И как же взвешиваются все эти варианты? Поскольку матка всего одна (причем, возможно, эта матка одряхлела и ослабела, и ей трудно летать), рой должен держаться вместе. Чтобы избежать катастрофы, он должен прийти не только к решению, но и к консенсусу. Однако так бывает не всегда. Если невозможно найти подходящее место, пчелы просто гнездятся на открытом месте, обрекая себя на верную смерть: их уничтожат хищники либо погубит первый заморозок. Если, однако, две впадины вызывают более-менее одинаковый интерес, рой может разделиться, каждая группа последует за своей фракцией, но только в одной группе будет матка. У второй группы в итоге не будет альтернативы, кроме прекращения раскола и воссоединения с роем; часто это происходит, когда обе группы всё еще летят к своим новым жилищам [302].
В этот опасный момент выживание колонии зависит исключительно от пчел-квартирмейстеров. Линдауэр обнаружил, что выбор гнезда, как и его обнаружение, – их задача. Они – одновременно танцовщицы и последовательницы. Но доныне неизвестно, как эти квартирмейстеры «выбирают себя» среди других сборщиц и как убеждают остальную часть роя последовать за ними [303].
Как и в случае с нектаром и пыльцой, интенсивность танца отражает привлекательность ресурса.
Оживленный танец, указывающий на первосортное гнездо, может длиться часами, его продолжительность и энергичность привлекают внимание большого числа квартирмейстеров. В целом танцы в рое длятся несколько дней, иногда даже до двух недель, и чем дальше они продвигаются, тем меньше впадин, которые удостаиваются отдельного балета. Наконец, если всё хорошо, подавляющее большинство танцовщиц предлагает одно и то же место, и тогда на оставшихся «инакомыслящих» уже не обращают внимания [304]. Всеобщее возбуждение охватывает колонию. Рой с маткой в центре вылетает к своему новому дому.
Но и это еще не все подробности. Во-первых, когда разворачиваются дебаты, квартирмейстеры снова посещают впадины и заново их описывают. А их мнения, вероятно, меняются. При повторном визите они, возможно, сочтут, что это место не так уж привлекательно: во впадину затекает дождь, или там обосновались муравьи, или, когда ветер переменился, потенциальное гнездо стало уязвимым. В таких случаях энтузиазм танца остывает, и квартирмейстеры, вполне возможно, начинают поддерживать конкурирующий вариант.
Наблюдая за помеченными пчелами-квартирмейстерами, Линдауэр осознал: пчелы, которые танцуют о некоем месте относительно вяло, позднее, скорее всего, предпочтут другое, более популярное, место.

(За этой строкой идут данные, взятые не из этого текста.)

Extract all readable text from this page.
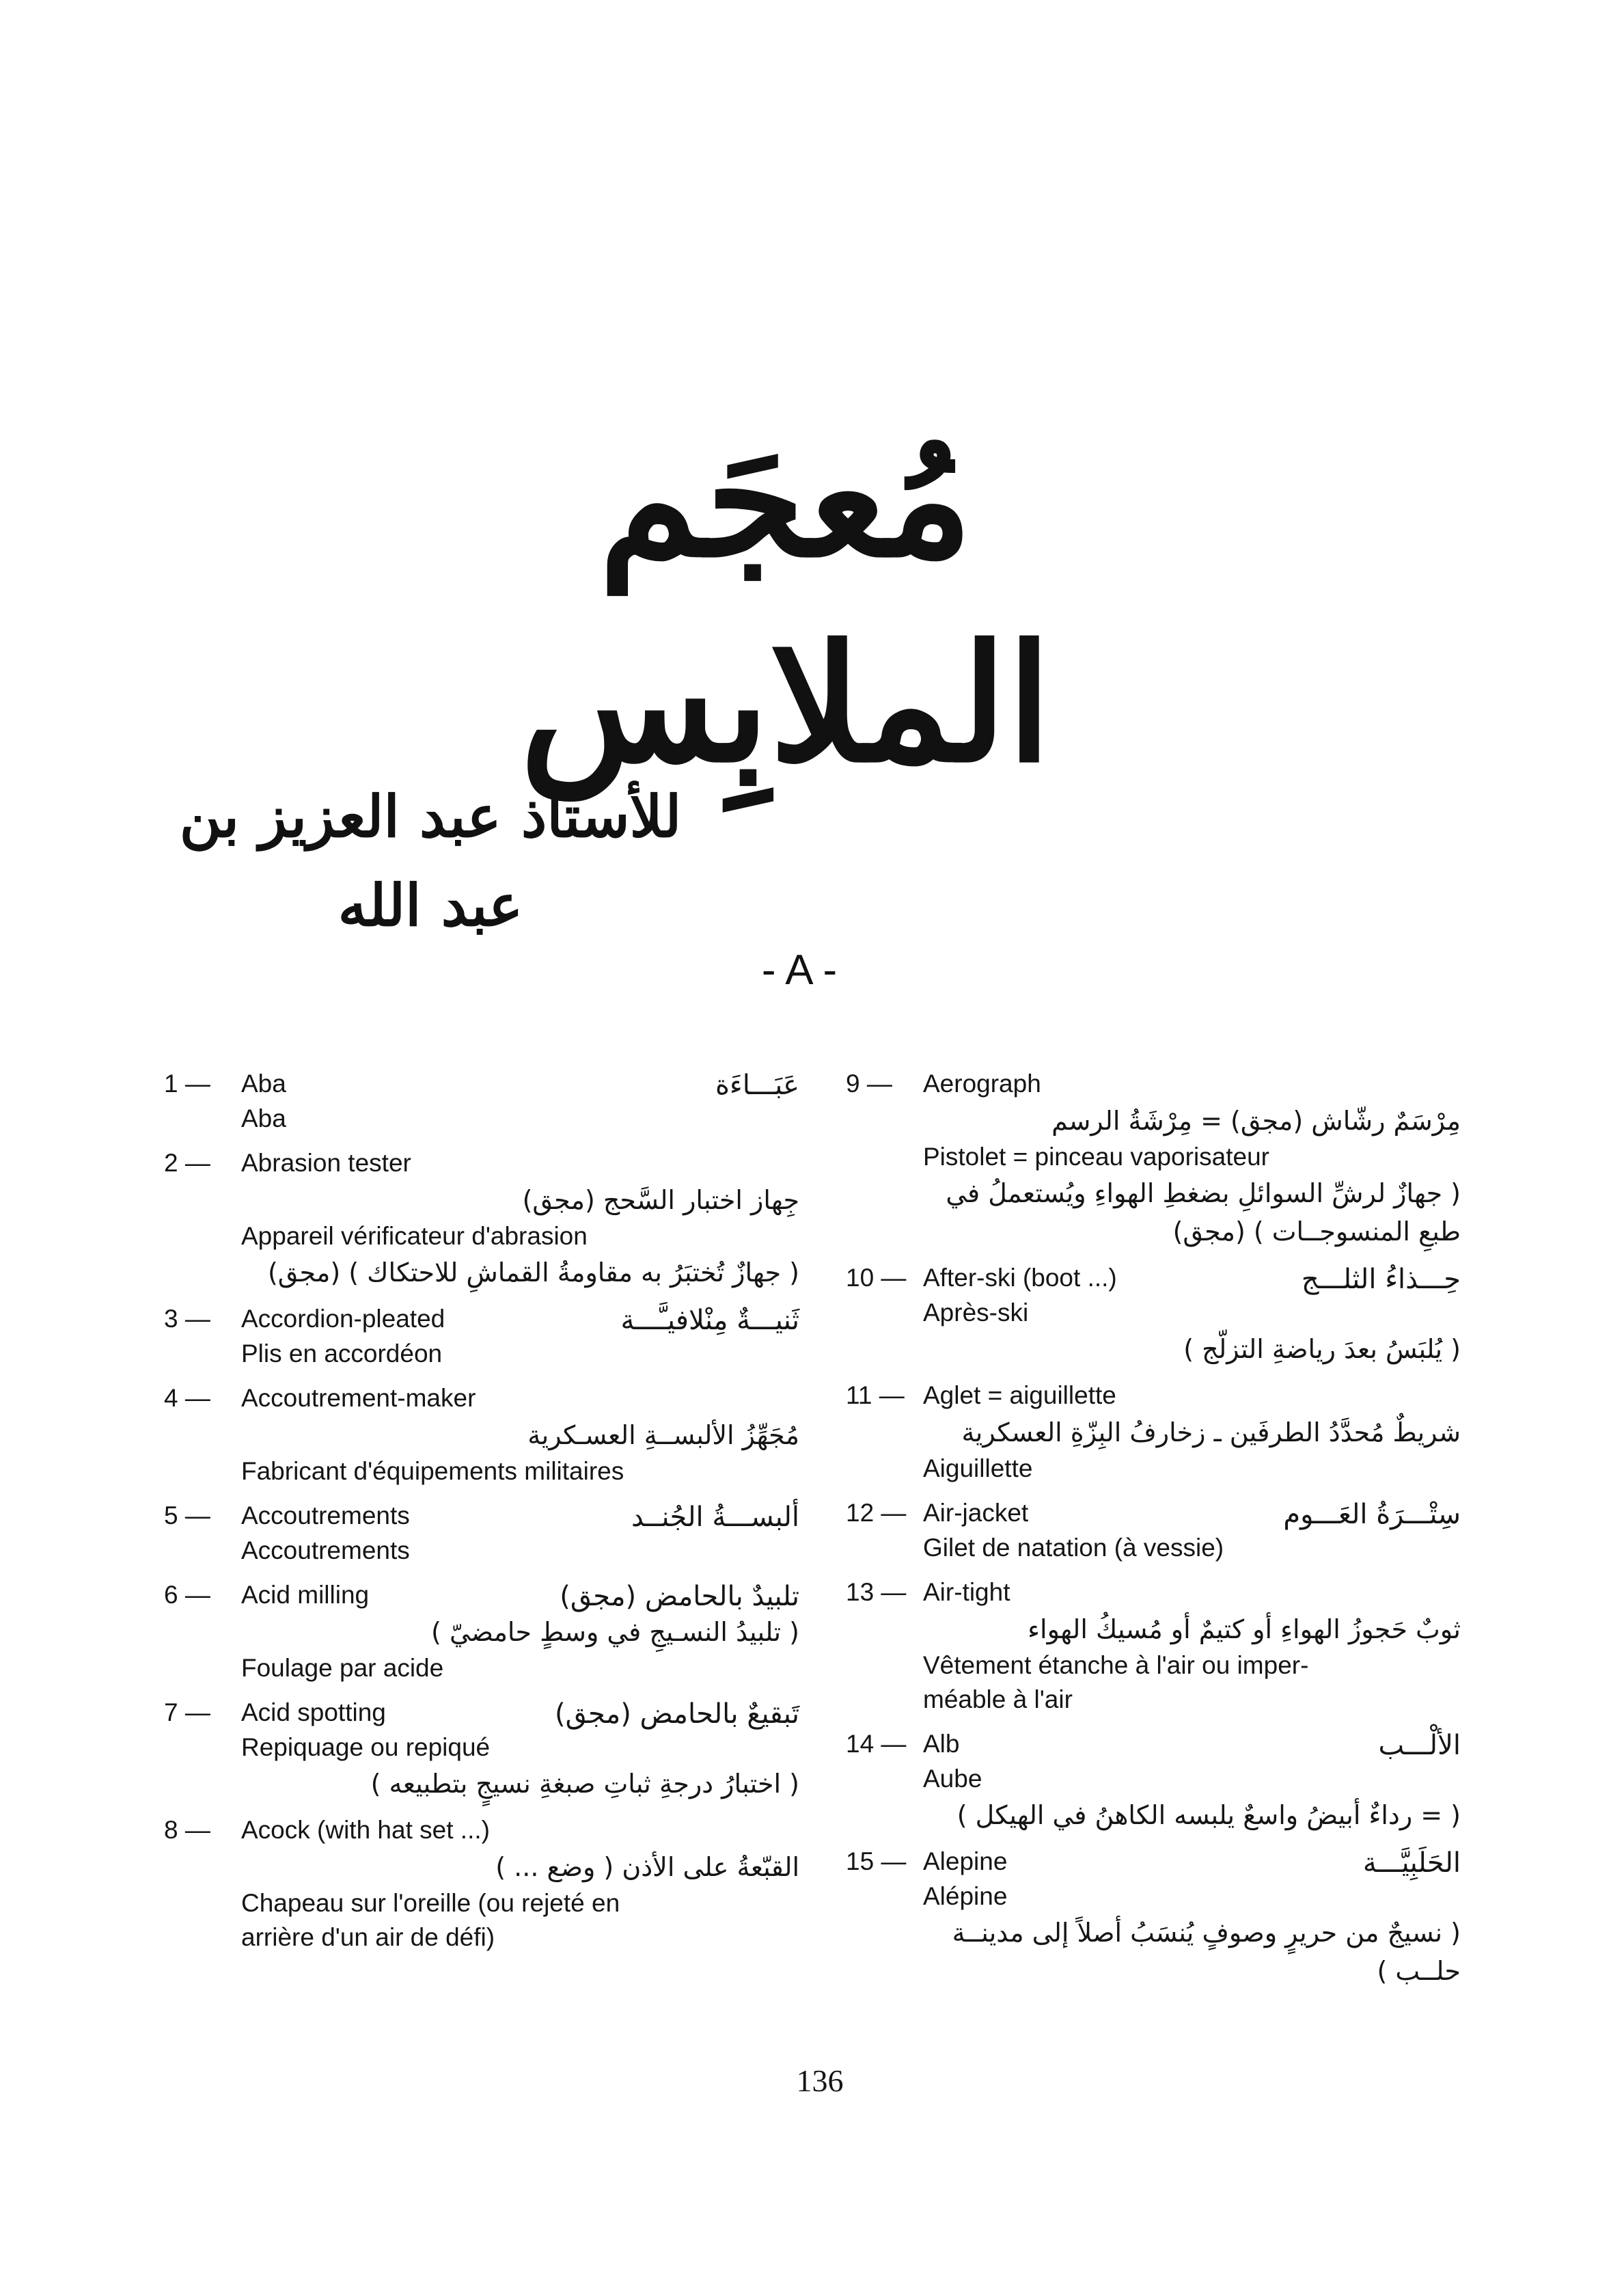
مُعجَم الملابِس
للأستاذ عبد العزيز بن عبد الله
- A -
1 —	Aba	عَبَـــاءَة
Aba
2 —	Abrasion tester
جِهاز اختبار السَّحج (مجق)
Appareil vérificateur d'abrasion
( جهازٌ تُختبَرُ به مقاومةُ القماشِ للاحتكاك ) (مجق)
3 —	Accordion-pleated	ثَنيـــةٌ مِنْلافيـَّـــة
Plis en accordéon
4 —	Accoutrement-maker
مُجَهِّزُ الألبســةِ العسـكرية
Fabricant d'équipements militaires
5 —	Accoutrements	ألبســـةُ الجُنــد
Accoutrements
6 —	Acid milling	تلبيدٌ بالحامض (مجق)
( تلبيدُ النسـيجِ في وسطٍ حامضيّ )
Foulage par acide
7 —	Acid spotting	تَبقيعٌ بالحامض (مجق)
Repiquage ou repiqué
( اختبارُ درجةِ ثباتِ صبغةِ نسيجٍ بتطبيعه )
8 —	Acock (with hat set ...)
القبّعةُ على الأذن ( وضع ... )
Chapeau sur l'oreille (ou rejeté en
arrière d'un air de défi)
9 —	Aerograph
مِرْسَمٌ رشّاش (مجق) = مِرْشَةُ الرسم
Pistolet = pinceau vaporisateur
( جهازٌ لرشِّ السوائلِ بضغطِ الهواءِ ويُستعملُ في
طبعِ المنسوجــات ) (مجق)
10 — After-ski (boot ...)	حِـــذاءُ الثلـــج
Après-ski
( يُلبَسُ بعدَ رياضةِ التزلّج )
11 — Aglet = aiguillette
شريطٌ مُحدَّدُ الطرفَين ـ زخارفُ البِزّةِ العسكرية
Aiguillette
12 — Air-jacket	سِتْـــرَةُ العَـــوم
Gilet de natation (à vessie)
13 — Air-tight
ثوبٌ حَجوزُ الهواءِ أو كتيمٌ أو مُسيكُ الهواء
Vêtement étanche à l'air ou imper-
méable à l'air
14 — Alb	الألْـــب
Aube
( = رداءٌ أبيضُ واسعٌ يلبسه الكاهنُ في الهيكل )
15 — Alepine	الحَلَبِيَّـــة
Alépine
( نسيجٌ من حريرٍ وصوفٍ يُنسَبُ أصلاً إلى مدينــة
حلــب )
136
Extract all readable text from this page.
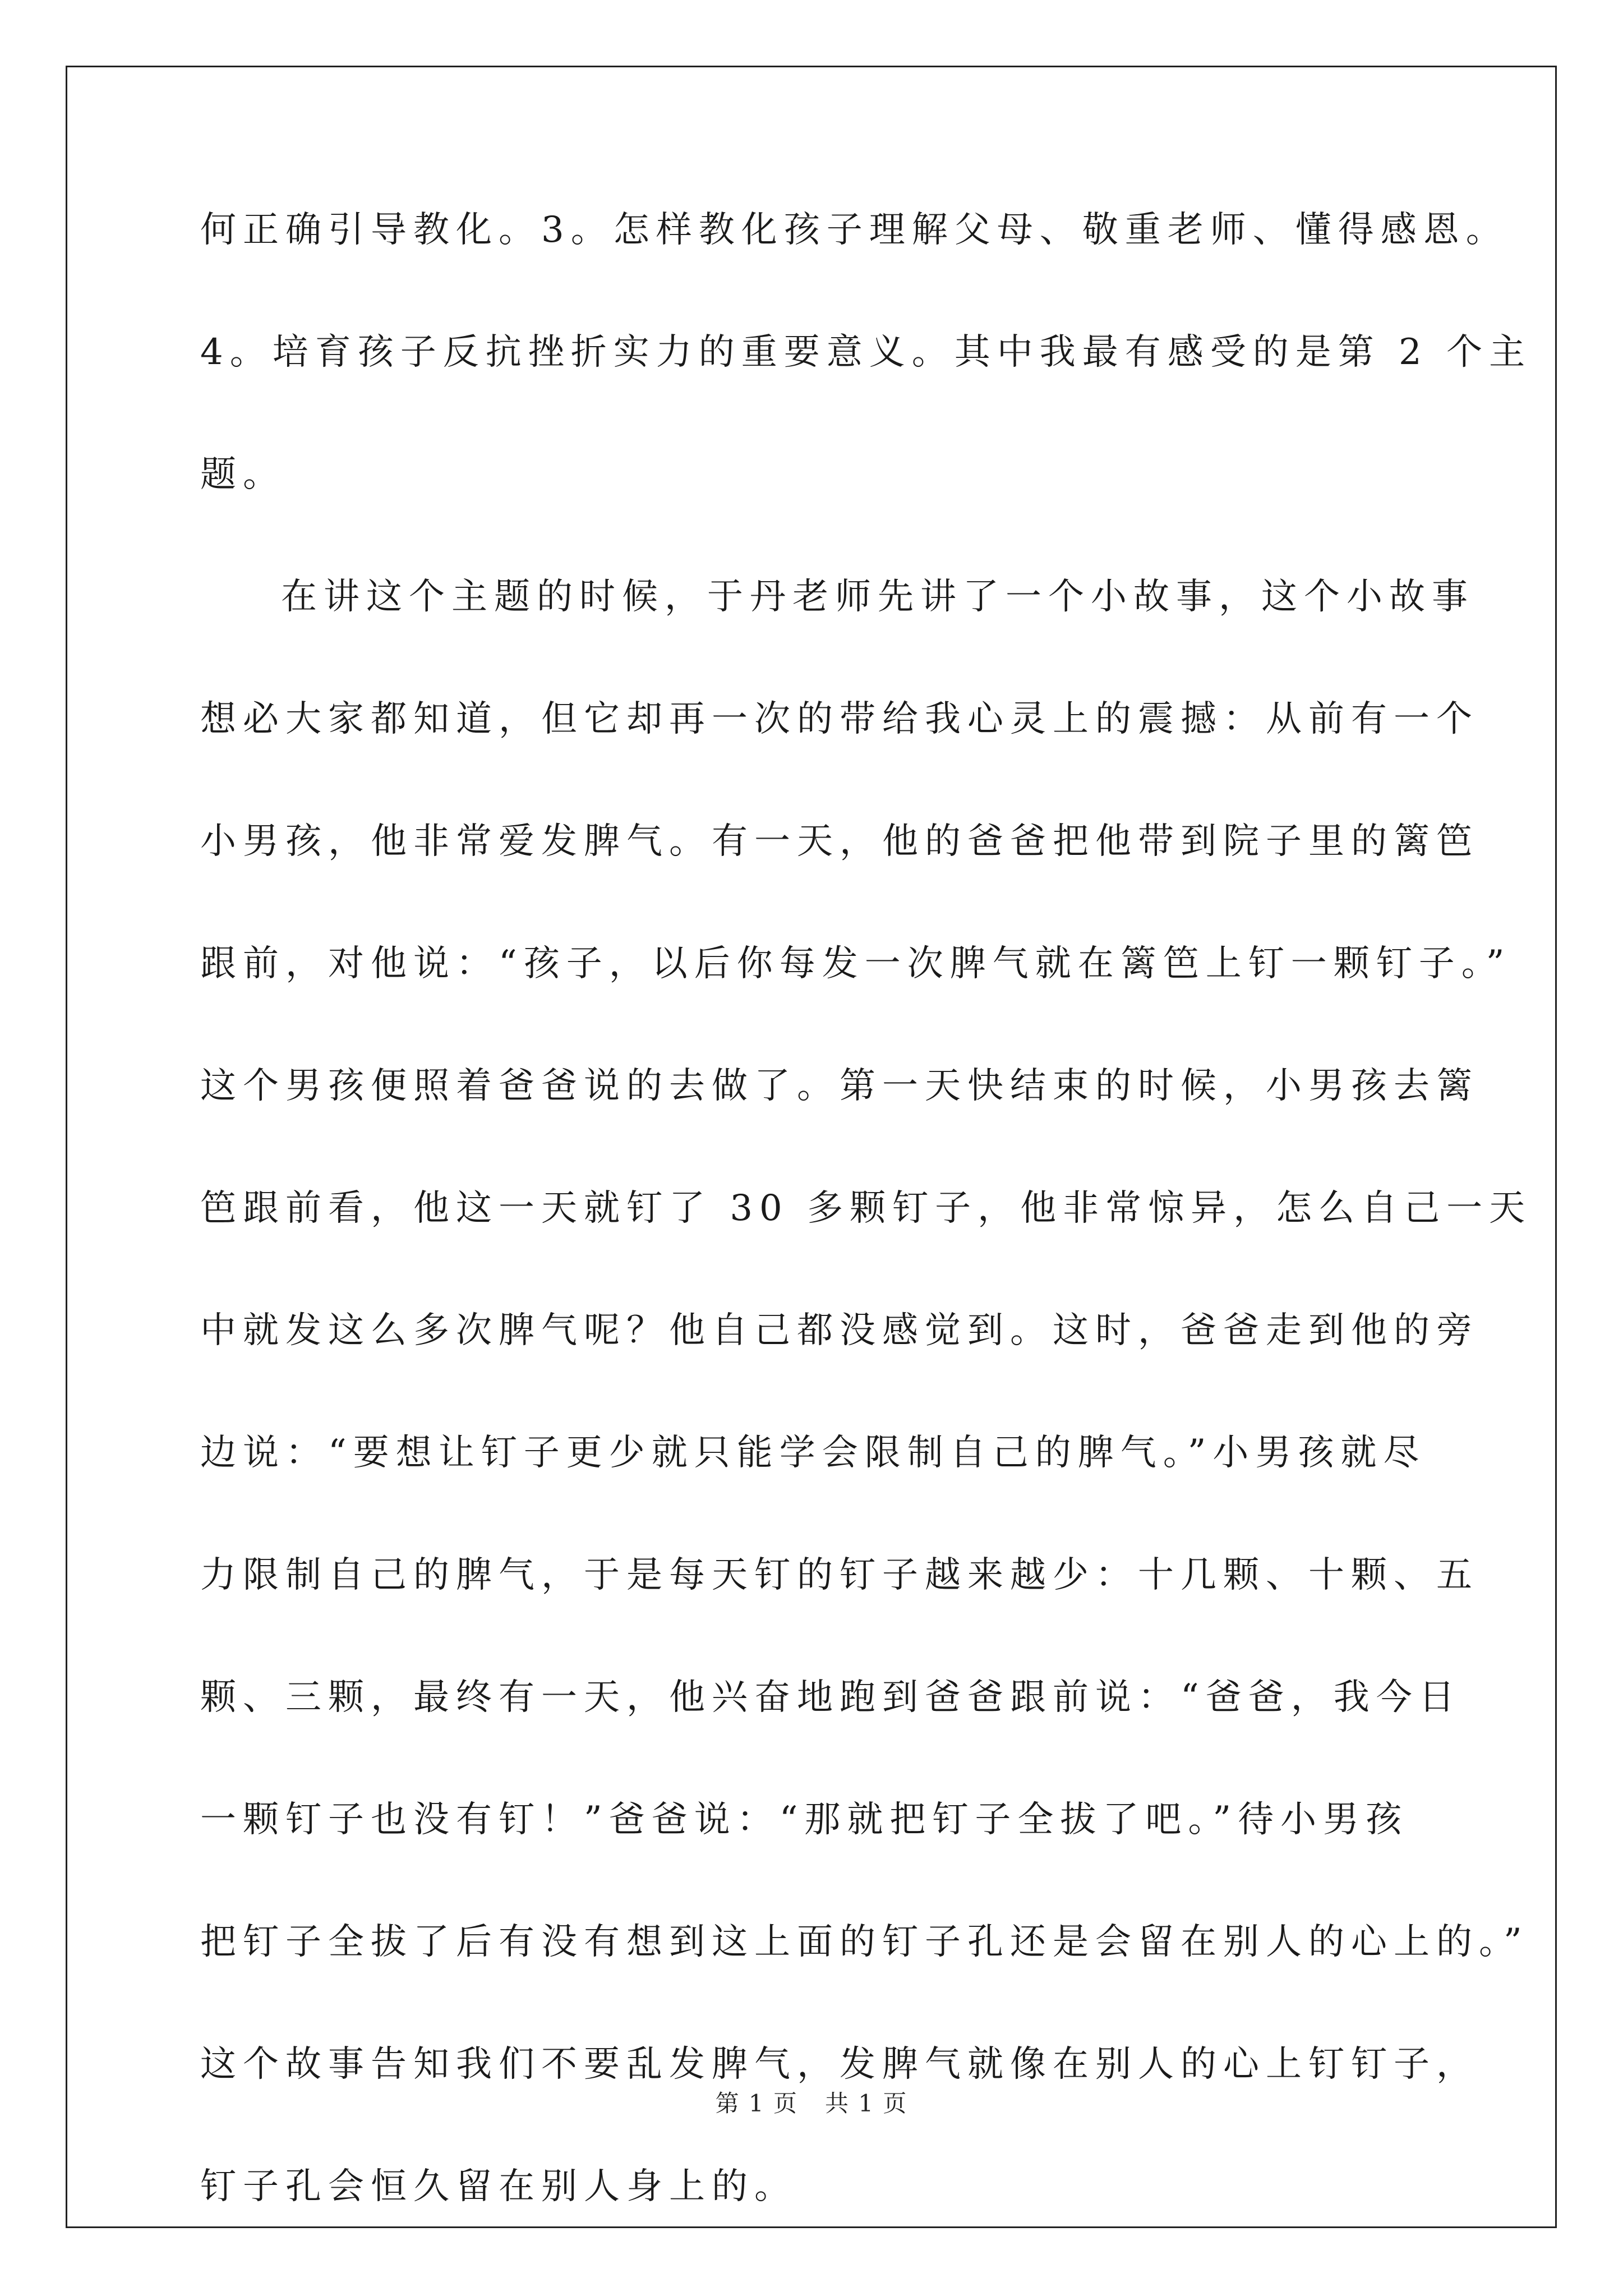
何正确引导教化。3。怎样教化孩子理解父母、敬重老师、懂得感恩。
4。培育孩子反抗挫折实力的重要意义。其中我最有感受的是第 2 个主
题。
在讲这个主题的时候，于丹老师先讲了一个小故事，这个小故事
想必大家都知道，但它却再一次的带给我心灵上的震撼：从前有一个
小男孩，他非常爱发脾气。有一天，他的爸爸把他带到院子里的篱笆
跟前，对他说：“孩子，以后你每发一次脾气就在篱笆上钉一颗钉子。”
这个男孩便照着爸爸说的去做了。第一天快结束的时候，小男孩去篱
笆跟前看，他这一天就钉了 30 多颗钉子，他非常惊异，怎么自己一天
中就发这么多次脾气呢？他自己都没感觉到。这时，爸爸走到他的旁
边说：“要想让钉子更少就只能学会限制自己的脾气。”小男孩就尽
力限制自己的脾气，于是每天钉的钉子越来越少：十几颗、十颗、五
颗、三颗，最终有一天，他兴奋地跑到爸爸跟前说：“爸爸，我今日
一颗钉子也没有钉！”爸爸说：“那就把钉子全拔了吧。”待小男孩
把钉子全拔了后有没有想到这上面的钉子孔还是会留在别人的心上的。”
这个故事告知我们不要乱发脾气，发脾气就像在别人的心上钉钉子，
钉子孔会恒久留在别人身上的。
第 1 页 共 1 页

Мыслящие гибко, поддающиеся убеждению квартирмейстеры относятся к принятию решений с должной серьезностью. Вместо того чтобы верить другим танцовщицам «на слово», они лично посещают несколько мест, инспектируя их самостоятельно. Причем они не ограничиваются самыми популярными вариантами. Квартирмейстеры внимательно относятся к самым разным танцам и посещают целый ряд предложенных впадин. Только после этого, вооружившись сравнительными выводами и свидетельствами очевидцев, они окончательно решают, за какое место голосовать [305].
Джеймс и Кэрол Гулд полагают, что это взаимодействие иллюстрирует «демократический по своей сути характер определенных видов деятельности колонии» [306]. Дональд Гриффин пишет: «Эти коммуникативные обмены танцами похожи на обмены репликами в разговоре» [307]. В них есть что-то от аргументов и контраргументов на заседании комитета, предполагает он.
На меня тоже производит большое впечатление эффективность и уместность процесса, в результате которого решается этот вопрос жизни и смерти, а также проницательность, которая в нем проявляется. Поневоле серьезно относишься к этой настойчивости, решительности и подтверждению, к этому простору для перемен мнения, для колебаний и сомнений, к этой готовности пересматривать оценки, к выкладкам на основе обязательств и компромиссов, к сравнительному мнению.
Но какого типа этот язык? И какие виды разговоров возможны на нем? Мы знаем, что ученые будут охотно говорить от имени медоносных пчел. Но могут ли эти крохотные насекомые по-настоящему высказаться от своего имени?
5
Зимой 1973 года, несмотря на преклонный возраст – ему было восемьдесят семь лет, – фон Фриш приехал в Осло на вручение Нобелевской премии.
В своей нобелевской лекции он вспомнил труд всей своей жизни: свою науку, своих пчел, своих коллег, – но ничего не сказал о своем языке языка. И лишь название лекции содержало намек: «Дешифровка языка пчелы» [308].